Never thought you’d see an article about digging a trench at Quest, did you? It was all part of Andre’s The Great War, where students explored the cause and effect of World War 1 through first hand accounts and subsequent inquiries. It was an amazing class with a lot of reading, and some really cool demonstrations that allowed the class to bring more then just a historical aspect to the concentration course.
There were three of them: The first one was a physics and chemistry demo on how picric acid was used in shells fired from French and German cannons. This involved setting off small amounts of the chemical, which made a loud pop. In the shell, the picric acid expands and pushes out against the shell, and would have created 80 basketballs worth of gas in under a second. The expanding gas pushed the shell to disintegrate mid air and rain chunks of metal down on the opposing line. Terrible in practice, incredibly interesting to learn about.
The second was a talk from one of the faculty members on the causes and effects of shell shock, known now as PTSD. This helped bring neuroscience into the classroom. During the conflict, the stress from combat and the constant shelling would sometimes cause men to snap and suffer from psychological trauma, which was often dismissed as cowardice or fear.

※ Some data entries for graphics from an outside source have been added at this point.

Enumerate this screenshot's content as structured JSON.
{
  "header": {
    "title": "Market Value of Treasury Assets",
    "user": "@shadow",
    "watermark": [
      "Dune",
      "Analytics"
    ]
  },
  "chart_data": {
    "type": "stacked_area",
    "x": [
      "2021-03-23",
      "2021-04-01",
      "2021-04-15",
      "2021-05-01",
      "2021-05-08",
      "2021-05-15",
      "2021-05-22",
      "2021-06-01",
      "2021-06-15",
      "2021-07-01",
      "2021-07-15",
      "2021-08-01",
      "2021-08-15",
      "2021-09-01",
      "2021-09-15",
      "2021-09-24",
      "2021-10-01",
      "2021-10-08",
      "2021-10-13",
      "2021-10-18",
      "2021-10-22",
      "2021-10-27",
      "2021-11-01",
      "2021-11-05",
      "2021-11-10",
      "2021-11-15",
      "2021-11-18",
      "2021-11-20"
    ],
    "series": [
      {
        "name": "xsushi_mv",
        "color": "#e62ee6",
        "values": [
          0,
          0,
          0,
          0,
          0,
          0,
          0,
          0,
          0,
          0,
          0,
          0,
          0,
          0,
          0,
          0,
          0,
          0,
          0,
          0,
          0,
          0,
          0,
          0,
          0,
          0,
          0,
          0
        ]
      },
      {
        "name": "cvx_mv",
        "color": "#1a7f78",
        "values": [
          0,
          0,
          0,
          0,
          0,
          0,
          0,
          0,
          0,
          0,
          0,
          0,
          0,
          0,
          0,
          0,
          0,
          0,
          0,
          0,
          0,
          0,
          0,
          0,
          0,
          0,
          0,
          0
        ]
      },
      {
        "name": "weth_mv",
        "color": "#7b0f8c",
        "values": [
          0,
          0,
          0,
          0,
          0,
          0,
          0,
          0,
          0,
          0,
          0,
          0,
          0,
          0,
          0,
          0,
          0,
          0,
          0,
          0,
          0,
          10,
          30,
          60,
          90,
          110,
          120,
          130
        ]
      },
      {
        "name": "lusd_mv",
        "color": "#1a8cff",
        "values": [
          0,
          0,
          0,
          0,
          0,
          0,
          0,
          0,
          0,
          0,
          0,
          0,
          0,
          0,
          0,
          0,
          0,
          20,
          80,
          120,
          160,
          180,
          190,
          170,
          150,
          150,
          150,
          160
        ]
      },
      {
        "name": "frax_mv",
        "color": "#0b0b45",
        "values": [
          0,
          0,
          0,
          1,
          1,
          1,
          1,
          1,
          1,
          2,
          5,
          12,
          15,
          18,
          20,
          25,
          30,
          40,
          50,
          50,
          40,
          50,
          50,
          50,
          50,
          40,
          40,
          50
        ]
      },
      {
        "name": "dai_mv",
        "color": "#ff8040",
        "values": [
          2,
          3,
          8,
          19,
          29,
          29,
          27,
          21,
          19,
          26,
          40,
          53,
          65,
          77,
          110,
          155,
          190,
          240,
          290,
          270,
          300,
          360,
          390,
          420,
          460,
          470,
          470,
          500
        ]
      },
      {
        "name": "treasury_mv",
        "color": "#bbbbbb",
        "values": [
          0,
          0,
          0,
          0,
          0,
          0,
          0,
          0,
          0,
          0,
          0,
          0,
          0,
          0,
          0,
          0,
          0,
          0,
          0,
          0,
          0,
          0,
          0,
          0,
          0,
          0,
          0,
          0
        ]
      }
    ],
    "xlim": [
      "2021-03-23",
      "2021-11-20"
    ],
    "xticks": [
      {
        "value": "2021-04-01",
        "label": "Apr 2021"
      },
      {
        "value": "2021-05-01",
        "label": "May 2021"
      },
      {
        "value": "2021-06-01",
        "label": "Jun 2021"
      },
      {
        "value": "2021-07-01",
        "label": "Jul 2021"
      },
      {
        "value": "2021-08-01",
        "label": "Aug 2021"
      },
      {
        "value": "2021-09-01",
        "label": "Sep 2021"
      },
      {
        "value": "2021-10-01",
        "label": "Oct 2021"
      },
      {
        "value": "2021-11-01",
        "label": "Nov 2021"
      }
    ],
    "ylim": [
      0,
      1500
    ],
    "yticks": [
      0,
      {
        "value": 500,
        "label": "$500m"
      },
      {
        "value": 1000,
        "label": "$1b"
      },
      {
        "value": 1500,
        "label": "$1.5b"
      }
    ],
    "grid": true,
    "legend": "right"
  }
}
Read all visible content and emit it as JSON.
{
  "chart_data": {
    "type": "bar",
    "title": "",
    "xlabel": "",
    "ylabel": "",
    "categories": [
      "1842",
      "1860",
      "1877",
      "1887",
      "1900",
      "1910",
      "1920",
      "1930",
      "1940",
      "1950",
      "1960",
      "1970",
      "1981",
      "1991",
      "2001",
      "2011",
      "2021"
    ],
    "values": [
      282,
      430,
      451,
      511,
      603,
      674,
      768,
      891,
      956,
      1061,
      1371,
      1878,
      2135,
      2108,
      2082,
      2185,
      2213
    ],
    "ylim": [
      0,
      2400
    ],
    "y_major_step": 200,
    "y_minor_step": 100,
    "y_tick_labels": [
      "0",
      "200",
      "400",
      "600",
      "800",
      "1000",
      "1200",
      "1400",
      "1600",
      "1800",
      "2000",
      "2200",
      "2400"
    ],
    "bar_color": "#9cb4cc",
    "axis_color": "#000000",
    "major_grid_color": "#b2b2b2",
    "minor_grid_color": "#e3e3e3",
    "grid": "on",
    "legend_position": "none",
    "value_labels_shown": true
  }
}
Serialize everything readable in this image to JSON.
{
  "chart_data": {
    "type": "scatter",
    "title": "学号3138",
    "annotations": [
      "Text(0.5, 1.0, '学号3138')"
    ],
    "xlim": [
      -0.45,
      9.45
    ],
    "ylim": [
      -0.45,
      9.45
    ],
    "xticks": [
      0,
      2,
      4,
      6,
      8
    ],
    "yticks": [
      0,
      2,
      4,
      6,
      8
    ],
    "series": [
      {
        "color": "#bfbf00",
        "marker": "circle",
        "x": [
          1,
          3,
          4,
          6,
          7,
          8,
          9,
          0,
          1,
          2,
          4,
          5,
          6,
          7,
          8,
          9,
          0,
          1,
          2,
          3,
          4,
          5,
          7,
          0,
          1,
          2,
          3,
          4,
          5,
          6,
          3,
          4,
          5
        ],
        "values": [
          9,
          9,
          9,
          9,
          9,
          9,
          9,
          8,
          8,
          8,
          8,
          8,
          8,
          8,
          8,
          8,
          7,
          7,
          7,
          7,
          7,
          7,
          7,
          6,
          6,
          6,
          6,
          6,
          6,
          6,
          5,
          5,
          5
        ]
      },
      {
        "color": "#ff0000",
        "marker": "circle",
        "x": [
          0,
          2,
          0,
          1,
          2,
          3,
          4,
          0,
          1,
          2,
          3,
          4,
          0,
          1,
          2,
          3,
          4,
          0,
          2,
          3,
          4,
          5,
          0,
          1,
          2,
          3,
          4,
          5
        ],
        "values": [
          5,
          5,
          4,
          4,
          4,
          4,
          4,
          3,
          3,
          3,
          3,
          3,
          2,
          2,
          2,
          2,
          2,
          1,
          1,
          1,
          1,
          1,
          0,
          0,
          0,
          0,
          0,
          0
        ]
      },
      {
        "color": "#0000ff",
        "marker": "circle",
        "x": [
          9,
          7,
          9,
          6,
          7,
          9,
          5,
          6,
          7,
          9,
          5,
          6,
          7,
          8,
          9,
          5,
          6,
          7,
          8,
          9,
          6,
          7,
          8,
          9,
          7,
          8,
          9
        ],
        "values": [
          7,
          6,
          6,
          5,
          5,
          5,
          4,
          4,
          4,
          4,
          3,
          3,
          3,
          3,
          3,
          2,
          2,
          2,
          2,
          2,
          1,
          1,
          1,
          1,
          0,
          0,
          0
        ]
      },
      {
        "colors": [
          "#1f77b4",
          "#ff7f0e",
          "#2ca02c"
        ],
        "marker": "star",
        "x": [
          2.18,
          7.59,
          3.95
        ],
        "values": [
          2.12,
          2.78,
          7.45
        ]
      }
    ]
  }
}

The last thing we did as a class was wander out into the forest, and begin construction of a trench. This was by far the best and most hands on part of the class, and one we looked forward to with a mix of excitement and apprehension. While we only managed to get about a meter deep (I’m being very generous), Andre managed to convey the necessity of cover that would be necessary to survive incoming fire. At then end of the 45 min, the class took a survey to see how many of us would have survived. (I think we agreed on 3) It was definitely a fun note to end the class on.